Sur le long terme, le marché immobilier français reste orienté à la hausse malgré des phases de ralentissement. Parmi les grandes villes, Marseille se distingue par une progression solide, portée par des prix encore accessibles, une forte demande et un potentiel d’investissement toujours attractif.
L’immobilier français n’échappe pas aux cycles. Après l’accélération post-Covid, la hausse des taux et le recul du pouvoir d’achat ont ralenti les transactions. Pourtant, la tendance de fond reste celle d’une valorisation durable des biens, en particulier dans les grandes métropoles capables d’attirer habitants, entreprises et investisseurs. Sur le long terme, la pierre conserve ainsi son rôle de valeur refuge, avec des écarts marqués selon les territoires.
Dans ce paysage contrasté, Marseille tire son épingle du jeu. La deuxième ville de France combine encore des prix d’achat relativement abordables avec une attractivité économique et démographique concrète. Cette singularité en fait un marché à part parmi les grandes agglomérations, à la fois accessible pour les ménages et porteur pour les investisseurs.
« Marseille reste l’une des grandes métropoles françaises où les prix demeurent accessibles, avec un prix moyen autour de 3 000 euros le m², malgré de forts écarts entre les quartiers.
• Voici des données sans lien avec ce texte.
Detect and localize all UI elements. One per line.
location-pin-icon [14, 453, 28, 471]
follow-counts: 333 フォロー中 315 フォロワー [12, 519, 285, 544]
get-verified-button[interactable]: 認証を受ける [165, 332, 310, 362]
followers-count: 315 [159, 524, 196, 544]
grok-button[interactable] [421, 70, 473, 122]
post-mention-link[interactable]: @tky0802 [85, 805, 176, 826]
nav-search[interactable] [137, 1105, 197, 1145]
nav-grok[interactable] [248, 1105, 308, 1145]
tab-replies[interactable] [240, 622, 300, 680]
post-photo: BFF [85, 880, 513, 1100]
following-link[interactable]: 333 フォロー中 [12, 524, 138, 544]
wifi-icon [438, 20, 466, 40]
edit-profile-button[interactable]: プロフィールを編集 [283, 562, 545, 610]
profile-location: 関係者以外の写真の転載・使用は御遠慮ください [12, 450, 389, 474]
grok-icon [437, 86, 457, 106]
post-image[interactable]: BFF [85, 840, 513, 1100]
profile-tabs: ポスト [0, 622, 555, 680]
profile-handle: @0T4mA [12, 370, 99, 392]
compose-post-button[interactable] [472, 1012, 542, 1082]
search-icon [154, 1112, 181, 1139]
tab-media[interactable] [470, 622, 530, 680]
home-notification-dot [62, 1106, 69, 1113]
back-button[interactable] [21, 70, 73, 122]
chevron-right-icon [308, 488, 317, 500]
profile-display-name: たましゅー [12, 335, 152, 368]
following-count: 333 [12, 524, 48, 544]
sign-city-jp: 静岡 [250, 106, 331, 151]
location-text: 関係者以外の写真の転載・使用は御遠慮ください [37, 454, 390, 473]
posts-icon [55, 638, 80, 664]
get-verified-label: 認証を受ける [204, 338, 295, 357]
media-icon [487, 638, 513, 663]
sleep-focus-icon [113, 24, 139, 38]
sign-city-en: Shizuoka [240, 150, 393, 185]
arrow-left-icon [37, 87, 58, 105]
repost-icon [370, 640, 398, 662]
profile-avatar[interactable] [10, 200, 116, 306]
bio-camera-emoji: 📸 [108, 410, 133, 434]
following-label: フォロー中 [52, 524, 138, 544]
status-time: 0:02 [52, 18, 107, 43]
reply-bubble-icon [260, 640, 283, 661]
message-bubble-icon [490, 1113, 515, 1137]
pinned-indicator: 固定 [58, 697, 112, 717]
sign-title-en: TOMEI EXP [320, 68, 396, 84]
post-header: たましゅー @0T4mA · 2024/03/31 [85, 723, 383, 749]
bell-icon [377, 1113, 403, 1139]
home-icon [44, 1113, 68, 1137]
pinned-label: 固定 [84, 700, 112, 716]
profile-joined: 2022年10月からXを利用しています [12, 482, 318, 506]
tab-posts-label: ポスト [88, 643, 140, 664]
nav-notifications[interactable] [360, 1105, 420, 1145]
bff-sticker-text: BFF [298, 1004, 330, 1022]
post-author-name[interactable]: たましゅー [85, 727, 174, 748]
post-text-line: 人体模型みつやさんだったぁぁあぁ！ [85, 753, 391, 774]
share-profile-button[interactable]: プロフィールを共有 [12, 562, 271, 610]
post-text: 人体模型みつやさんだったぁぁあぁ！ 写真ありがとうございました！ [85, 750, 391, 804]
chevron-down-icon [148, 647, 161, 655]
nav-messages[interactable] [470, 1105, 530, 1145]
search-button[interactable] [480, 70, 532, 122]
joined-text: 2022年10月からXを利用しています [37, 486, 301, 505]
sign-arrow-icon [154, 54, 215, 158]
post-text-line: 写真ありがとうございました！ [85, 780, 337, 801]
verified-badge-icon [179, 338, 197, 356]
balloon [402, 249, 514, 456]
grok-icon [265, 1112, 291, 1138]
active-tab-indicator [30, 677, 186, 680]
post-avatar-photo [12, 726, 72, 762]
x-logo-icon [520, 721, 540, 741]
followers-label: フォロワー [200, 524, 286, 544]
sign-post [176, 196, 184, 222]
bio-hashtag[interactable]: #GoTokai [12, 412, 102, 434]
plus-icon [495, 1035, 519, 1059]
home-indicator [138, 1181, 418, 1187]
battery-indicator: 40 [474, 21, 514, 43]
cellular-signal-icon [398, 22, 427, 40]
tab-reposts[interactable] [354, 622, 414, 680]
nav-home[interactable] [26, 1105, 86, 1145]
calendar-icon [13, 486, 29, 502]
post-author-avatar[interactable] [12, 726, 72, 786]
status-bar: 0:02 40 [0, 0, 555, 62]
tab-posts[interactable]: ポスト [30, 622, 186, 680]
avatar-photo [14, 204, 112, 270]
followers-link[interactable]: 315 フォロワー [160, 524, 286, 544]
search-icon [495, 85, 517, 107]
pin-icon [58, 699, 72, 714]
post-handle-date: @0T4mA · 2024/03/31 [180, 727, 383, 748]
Cette accessibilité permet encore aux primo-accédants de concrétiser leur projet », souligne William Rousteau, directeur des agences l’Adresse de Marseille 8 et 12e. Un avantage compétitif rare : dans des villes comme Paris, Lyon, Bordeaux ou Nice, les prix ont tellement progressé qu’ils repoussent les ménages modestes vers la périphérie, voire hors du marché.
Portée par une économie dynamique et de nombreuses transformations urbaines, « la ville conserve une forte attractivité, précise William Rousteau. Le marché reste solide, même si le rythme est plus modéré qu’après la période post-Covid ». Certes, la cité phocéenne ne connaît plus l’emballement des dernières années, mais elle conserve des fondamentaux solides. Sa grande superficie (près de 2,5 fois Paris), sa diversité de biens et de quartiers permettent aussi de répondre à des attentes très différentes, de la résidence principale au projet patrimonial.
L’attractivité marseillaise repose aussi sur le locatif. « Marseille continue d’attirer les investisseurs grâce à des prix d’acquisition encore accessibles, un marché locatif très actif et des rendements attractifs », observe William Rousteau. Étudiants, jeunes actifs et salariés en mobilité alimentent la demande, ce qui sécurise les placements. Selon les secteurs, les perspectives diffèrent, mais la variété du marché marseillais permet encore d’ajuster sa stratégie à son budget et à ses objectifs.